Fort Portal, Uganda | URN | The Dairy Development Authority (DDA) is concerned about the continued adulteration of milk in Uganda – posing health, quality and standard challenges.
Farmers reportedly add water and maize flour among others in a bid to increase the quantity of milk and fetch higher prices. Water is continuously added from the process of milking to the point of selling it to the final consumer.
The authority notes that milk adulteration lowers the quality and at times the milk goes bad before reaching the final consumer. Speaking at the June dairy month celebrations in Fort Portal, Dr Moses Ahimbisibwe, the regional manager of DDA says whereas the body has taken serious measures to ensure only good and quality dairy products are on the market, farmers resort to adulteration of milk in a bid to get more money since the cost of farming inputs is high.
He also says that they are concerned about the farmers who fail to follow up on the products from the farm that end up in the market.
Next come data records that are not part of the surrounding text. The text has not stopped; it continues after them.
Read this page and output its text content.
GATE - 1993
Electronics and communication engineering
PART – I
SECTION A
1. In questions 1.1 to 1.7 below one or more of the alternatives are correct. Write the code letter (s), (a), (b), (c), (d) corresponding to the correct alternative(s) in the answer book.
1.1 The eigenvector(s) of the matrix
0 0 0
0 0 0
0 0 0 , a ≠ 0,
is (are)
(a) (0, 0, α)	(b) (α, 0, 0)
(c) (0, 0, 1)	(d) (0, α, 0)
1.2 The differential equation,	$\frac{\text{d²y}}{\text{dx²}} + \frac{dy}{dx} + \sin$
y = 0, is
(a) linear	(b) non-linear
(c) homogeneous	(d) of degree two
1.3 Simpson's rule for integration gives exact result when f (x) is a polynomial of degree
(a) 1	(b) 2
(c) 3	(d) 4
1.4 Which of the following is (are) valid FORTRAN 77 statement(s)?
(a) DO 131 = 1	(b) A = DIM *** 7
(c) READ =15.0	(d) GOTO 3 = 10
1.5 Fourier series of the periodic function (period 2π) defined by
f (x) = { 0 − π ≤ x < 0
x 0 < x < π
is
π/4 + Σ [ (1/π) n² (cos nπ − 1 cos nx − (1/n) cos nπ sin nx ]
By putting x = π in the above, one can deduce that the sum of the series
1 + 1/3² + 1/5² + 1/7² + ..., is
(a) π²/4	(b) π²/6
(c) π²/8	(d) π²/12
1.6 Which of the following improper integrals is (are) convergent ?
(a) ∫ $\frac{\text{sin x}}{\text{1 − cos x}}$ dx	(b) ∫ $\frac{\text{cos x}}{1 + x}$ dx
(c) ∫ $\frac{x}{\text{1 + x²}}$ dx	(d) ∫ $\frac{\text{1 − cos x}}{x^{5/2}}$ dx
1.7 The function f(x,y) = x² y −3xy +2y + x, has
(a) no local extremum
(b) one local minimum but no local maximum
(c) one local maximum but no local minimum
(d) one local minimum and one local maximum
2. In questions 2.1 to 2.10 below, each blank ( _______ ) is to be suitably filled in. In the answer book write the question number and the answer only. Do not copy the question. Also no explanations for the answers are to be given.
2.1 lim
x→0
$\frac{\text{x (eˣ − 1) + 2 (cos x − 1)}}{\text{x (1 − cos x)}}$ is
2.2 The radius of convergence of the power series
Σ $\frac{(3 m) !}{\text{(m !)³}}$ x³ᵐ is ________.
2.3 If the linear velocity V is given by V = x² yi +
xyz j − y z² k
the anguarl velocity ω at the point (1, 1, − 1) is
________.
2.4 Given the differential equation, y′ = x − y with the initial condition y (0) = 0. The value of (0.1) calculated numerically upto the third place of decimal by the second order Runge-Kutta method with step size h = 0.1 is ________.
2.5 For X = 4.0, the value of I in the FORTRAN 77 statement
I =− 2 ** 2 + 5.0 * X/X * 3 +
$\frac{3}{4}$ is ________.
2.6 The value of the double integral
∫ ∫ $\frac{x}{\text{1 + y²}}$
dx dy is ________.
Ronald Kwikiriza the chairman of Tooro Dairy Cooperative Society says that the adulteration of milk is a bad practice since it contaminates the milk. He says that vendors who engage in the practice do not even care about the quality of water.
Kwikiriza wants the government to revive cooperatives to enable farmers to control the inflows and outflows of the dairy products as well as collective bargaining related to dairy products and policies.
George William Oroma, the project manager of the integrated smallholder program at SNV which is focused on improving the quality of milk products in the Rwenzori region says that milk contamination caused by drugs administered to animals is a key concern that is affecting the dairy industry. He advised farmers to wait for the animals to heal before being milked to avoid putting the lives of the consumers at risk.
In March, the government designed a new system of ensuring improved standards of milk, especially for raw or unprocessed milk on the market. This will replace the open system currently where the milk is vended from jerrycans or aluminium cans, which increases the vulnerability of the product to adulteration with either water or unapproved preservatives.